I-4.1.1. La construction de l’intervention

Nous nous référons en partie au schéma d’intervention proposé par l’ergonomie (Guérin & al., 2001) qui décrit certaines étapes clefs pour construire l’intervention. Celle-ci débute par une demande qui doit être portée à l’analyse par l’intervenant (François & Liévin, 2006 ; Giust-Desprairies, 2001 ; Israël & al., 1996) et se poursuit par la formulation d’une proposition d’intervention. La proposition peut consister, dans un premier temps, à mettre en place des structures de pilotage de l’intervention et des groupes de travail si nécessaire. Cette condition permet de s’assurer de la participation de l’ensemble des acteurs. Ces derniers auront une fonction d’analyse et concoureront à la production de connaissances, à la validation des résultats d’analyse et à la conception d’actions de changement. De plus, ces structures garantiront le suivi et la régulation entre les partenaires sociaux dans la mesure où le déroulement de l’intervention dévoile de multiples enjeux qui peuvent agir sur les compromis et décisions élaborés. La proposition d’intervention définit les résultats attendus, les moyens nécessaires et les délais fixés.

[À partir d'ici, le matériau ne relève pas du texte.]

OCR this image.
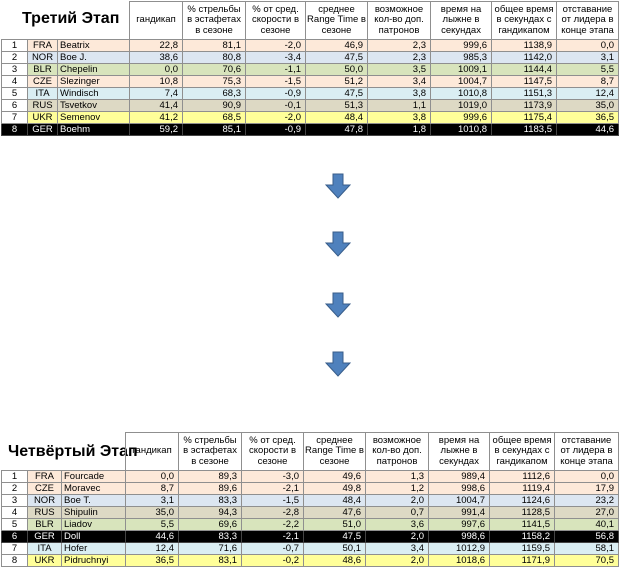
Третий Этап
			гандикап	% стрельбы в эстафетах в сезоне	% от сред. скорости в сезоне	среднее Range Time в сезоне	возможное кол-во доп. патронов	время на лыжне в секундах	общее время в секундах с гандикапом	отставание от лидера в конце этапа
1	FRA	Beatrix	22,8	81,1	-2,0	46,9	2,3	999,6	1138,9	0,0
2	NOR	Boe J.	38,6	80,8	-3,4	47,5	2,3	985,3	1142,0	3,1
3	BLR	Chepelin	0,0	70,6	-1,1	50,0	3,5	1009,1	1144,4	5,5
4	CZE	Slezinger	10,8	75,3	-1,5	51,2	3,4	1004,7	1147,5	8,7
5	ITA	Windisch	7,4	68,3	-0,9	47,5	3,8	1010,8	1151,3	12,4
6	RUS	Tsvetkov	41,4	90,9	-0,1	51,3	1,1	1019,0	1173,9	35,0
7	UKR	Semenov	41,2	68,5	-2,0	48,4	3,8	999,6	1175,4	36,5
8	GER	Boehm	59,2	85,1	-0,9	47,8	1,8	1010,8	1183,5	44,6
Четвёртый Этап
			гандикап	% стрельбы в эстафетах в сезоне	% от сред. скорости в сезоне	среднее Range Time в сезоне	возможное кол-во доп. патронов	время на лыжне в секундах	общее время в секундах с гандикапом	отставание от лидера в конце этапа
1	FRA	Fourcade	0,0	89,3	-3,0	49,6	1,3	989,4	1112,6	0,0
2	CZE	Moravec	8,7	89,6	-2,1	49,8	1,2	998,6	1119,4	17,9
3	NOR	Boe T.	3,1	83,3	-1,5	48,4	2,0	1004,7	1124,6	23,2
4	RUS	Shipulin	35,0	94,3	-2,8	47,6	0,7	991,4	1128,5	27,0
5	BLR	Liadov	5,5	69,6	-2,2	51,0	3,6	997,6	1141,5	40,1
6	GER	Doll	44,6	83,3	-2,1	47,5	2,0	998,6	1158,2	56,8
7	ITA	Hofer	12,4	71,6	-0,7	50,1	3,4	1012,9	1159,5	58,1
8	UKR	Pidruchnyi	36,5	83,1	-0,2	48,6	2,0	1018,6	1171,9	70,5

Elle pourra encore être discutée entre l’intervenant et les demandeurs jusqu’à ce qu’ensemble ils décident de formaliser cette proposition en une convention. Après un premier contact avec le fonctionnement de l’organisation, la rencontre avec des acteurs et l’étude de documents, l’intervenant peut procéder à la réalisation de l’évaluation. Le diagnostic, issu de l’évaluation, identifie les difficultés rencontrées et leurs causes, et dégage ainsi les points sur lesquels doivent porter les changements. Il suggère des orientations de solutions que l’intervenant pourra proposer de mettre en œuvre dans un processus de changement dans l’organisation.

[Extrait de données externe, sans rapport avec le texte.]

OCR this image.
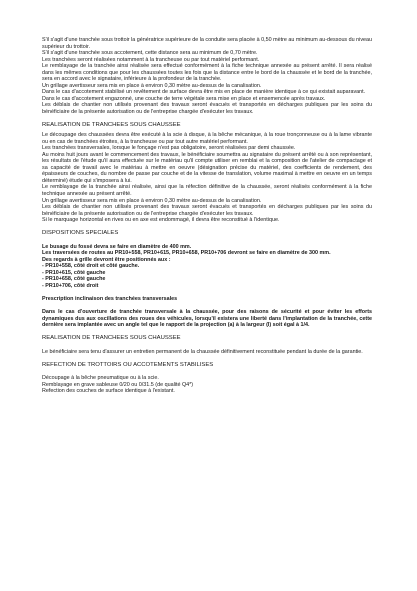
S'il s'agit d'une tranchée sous trottoir la génératrice supérieure de la conduite sera placée à 0,50 mètre au minimum au-dessous du niveau supérieur du trottoir.

S'il s'agit d'une tranchée sous accotement, cette distance sera au minimum de 0,70 mètre.

Les tranchées seront réalisées notamment à la trancheuse ou par tout matériel performant.

Le remblayage de la tranchée ainsi réalisée sera effectué conformément à la fiche technique annexée au présent arrêté. Il sera réalisé dans les mêmes conditions que pour les chaussées toutes les fois que la distance entre le bord de la chaussée et le bord de la tranchée, sera en accord avec le signataire, inférieure à la profondeur de la tranchée.

Un grillage avertisseur sera mis en place à environ 0,30 mètre au-dessus de la canalisation.

Dans le cas d'accotement stabilisé un revêtement de surface devra être mis en place de manière identique à ce qui existait auparavant.

Dans le cas d'accotement engazonné, une couche de terre végétale sera mise en place et ensemencée après travaux.

Les déblais de chantier non utilisés provenant des travaux seront évacués et transportés en décharges publiques par les soins du bénéficiaire de la présente autorisation ou de l'entreprise chargée d'exécuter les travaux.

REALISATION DE TRANCHEES SOUS CHAUSSEE

Le découpage des chaussées devra être exécuté à la scie à disque, à la bêche mécanique, à la roue tronçonneuse ou à la lame vibrante ou en cas de tranchées étroites, à la trancheuse ou par tout autre matériel performant.

Les tranchées transversales, lorsque le fonçage n'est pas obligatoire, seront réalisées par demi chaussée.

Au moins huit jours avant le commencement des travaux, le bénéficiaire soumettra au signataire du présent arrêté ou à son représentant, les résultats de l'étude qu'il aura effectuée sur le matériau qu'il compte utiliser en remblai et la composition de l'atelier de compactage et sa capacité de travail avec le matériau à mettre en oeuvre (désignation précise du matériel, des coefficients de rendement, des épaisseurs de couches, du nombre de passe par couche et de la vitesse de translation, volume maximal à mettre en oeuvre en un temps déterminé) étude qui s'imposera à lui.

Le remblayage de la tranchée ainsi réalisée, ainsi que la réfection définitive de la chaussée, seront réalisés conformément à la fiche technique annexée au présent arrêté.

Un grillage avertisseur sera mis en place à environ 0,30 mètre au-dessus de la canalisation.

Les déblais de chantier non utilisés provenant des travaux seront évacués et transportés en décharges publiques par les soins du bénéficiaire de la présente autorisation ou de l'entreprise chargée d'exécuter les travaux.

Si le marquage horizontal en rives ou en axe est endommagé, il devra être reconstitué à l'identique.

DISPOSITIONS SPECIALES

Le busage du fossé devra se faire en diamètre de 400 mm.

Les traversées de routes au PR10+558, PR10+615, PR10+658, PR10+706 devront se faire en diamètre de 300 mm.

Des regards à grille devront être positionnés aux :

- PR10+558, côté droit et côté gauche.

- PR10+615, côté gauche

- PR10+658, côté gauche

- PR10+706, côté droit

Prescription inclinaison des tranchées transversales

Dans le cas d'ouverture de tranchée transversale à la chaussée, pour des raisons de sécurité et pour éviter les efforts dynamiques dus aux oscillations des roues des véhicules, lorsqu'il existera une liberté dans l'implantation de la tranchée, cette dernière sera implantée avec un angle tel que le rapport de la projection (a) à la largeur (l) soit égal à 1/4.

REALISATION DE TRANCHEES SOUS CHAUSSEE

Le bénéficiaire sera tenu d'assurer un entretien permanent de la chaussée définitivement reconstituée pendant la durée de la garantie.

REFECTION DE TROTTOIRS OU ACCOTEMENTS STABILISES

Découpage à la bêche pneumatique ou à la scie.

Remblayage en grave sableuse 0/20 ou 0/31.5 (de qualité Q4*)

Refection des couches de surface identique à l'existant.
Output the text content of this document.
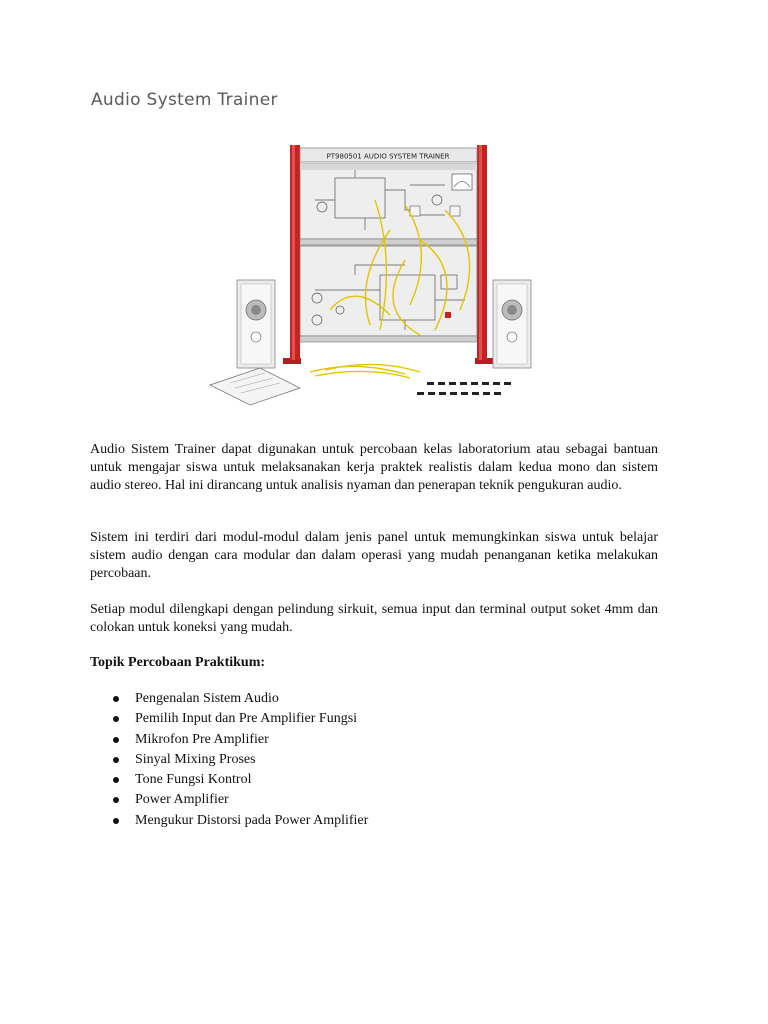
Audio System Trainer
PT980501 AUDIO SYSTEM TRAINER

Audio Sistem Trainer dapat digunakan untuk percobaan kelas laboratorium atau sebagai bantuan untuk mengajar siswa untuk melaksanakan kerja praktek realistis dalam kedua mono dan sistem audio stereo. Hal ini dirancang untuk analisis nyaman dan penerapan teknik pengukuran audio.

Sistem ini terdiri dari modul-modul dalam jenis panel untuk memungkinkan siswa untuk belajar sistem audio dengan cara modular dan dalam operasi yang mudah penanganan ketika melakukan percobaan.

Setiap modul dilengkapi dengan pelindung sirkuit, semua input dan terminal output soket 4mm dan colokan untuk koneksi yang mudah.

Topik Percobaan Praktikum:
Pengenalan Sistem Audio
Pemilih Input dan Pre Amplifier Fungsi
Mikrofon Pre Amplifier
Sinyal Mixing Proses
Tone Fungsi Kontrol
Power Amplifier
Mengukur Distorsi pada Power Amplifier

Nous choisissons de nous référer à cette démarche pour définir le déroulement d’une intervention. Nous nous appuyons également sur leur conception de l’intervention qui souligne l’existence d’un lien entre la nature de l’intervention et le changement (Guérin & al., 2001).La manière dont les questions qui sont posées dans l’organisation et la manière dont les problèmes à résoudre sont discutés et construits vont considérablement orienter la conduite de l’intervention. Mais celle-ci va également dépendre de la capacité de l’organisation à s’approprier et mettre en œuvre les résultats de l’action. La conduite de l’intervention doit, par conséquent, s’efforcer d’investir deux pôles : l’un est centré sur la production de résultats à atteindre en fonction d’une demande ; l’autre est centré sur la construction de l’intervention, « orienté par un processus à initialiser et à accompagner, guidé par le souci de pérennisation de l’action par des effets de long terme » (Ibid., p. 264).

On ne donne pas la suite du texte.